Background Several studies have shown that patients with diabetes mellitus (DM) exhibit an impaired response to clopidogrel. This may contribute to their increased risk of recurrent atherothrombotic events, despite the use of dual-antiplatelet therapy. The mechanisms for impaired clopidogrel response in DM patients have not been fully elucidated. Objectives The aim of this study was to explore the mechanisms for impaired clopidogrel-mediated platelet inhibition in patients with DM using a comprehensive methodological approach embracing both pharmacokinetic (PK) and pharmacodynamic (PD) assessments as well as ex vivo and in vitro investigations.
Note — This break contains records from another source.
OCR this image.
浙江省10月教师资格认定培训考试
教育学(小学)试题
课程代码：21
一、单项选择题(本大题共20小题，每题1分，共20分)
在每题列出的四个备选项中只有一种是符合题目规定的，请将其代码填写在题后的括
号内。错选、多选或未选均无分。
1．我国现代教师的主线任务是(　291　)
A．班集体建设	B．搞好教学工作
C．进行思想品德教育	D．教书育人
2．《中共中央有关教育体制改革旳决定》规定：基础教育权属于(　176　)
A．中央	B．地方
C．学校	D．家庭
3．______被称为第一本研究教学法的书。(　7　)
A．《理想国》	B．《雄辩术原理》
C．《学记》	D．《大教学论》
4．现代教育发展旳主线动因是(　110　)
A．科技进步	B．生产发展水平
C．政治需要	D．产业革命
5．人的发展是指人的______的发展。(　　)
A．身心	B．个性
Methods Patients (DM, n = 30; non-DM, n = 30) with stable coronary artery disease taking aspirin 81 mg/day and P2Y12antagonist naive were enrolled. Blood was collected before and at various times (0.5, 1, 2, 4, 6, and 24 h) after a 600-mg loading dose of clopidogrel. PD assessments included vasodilator-stimulated phosphoprotein, light transmission aggregometry, and VerifyNow P2Y12ex vivo, before and after dosing and following in vitro incubation with escalating concentrations (1, 3, and 10 [micro]M) of clopidogrel's active metabolite (Clop-AM). Exposure to Clop-AM was also determined. Results PD assessments consistently showed that during the overall 24-h study time course, residual platelet reactivity was higher in DM patients compared with non-DM patients. In vitro incubation with Clop-AM revealed altered functional status of the P2Y12signaling pathway in DM platelets as measured by vasodilator-stimulated phosphoprotein, but not with other PD assays. Clop-AM exposure was ~40% lower in DM patients than in non-DM patients. Conclusions The present study suggests that among DM patients, impaired P2Y12inhibition mediated by clopidogrel is largely attributable to attenuation of clopidogrel's PK profile. This is characterized by lower plasma levels of Clop-AM over the sampling time course in DM patients compared with non-DM patients and only modestly attributed to altered functional status of the P2Y12signaling pathway.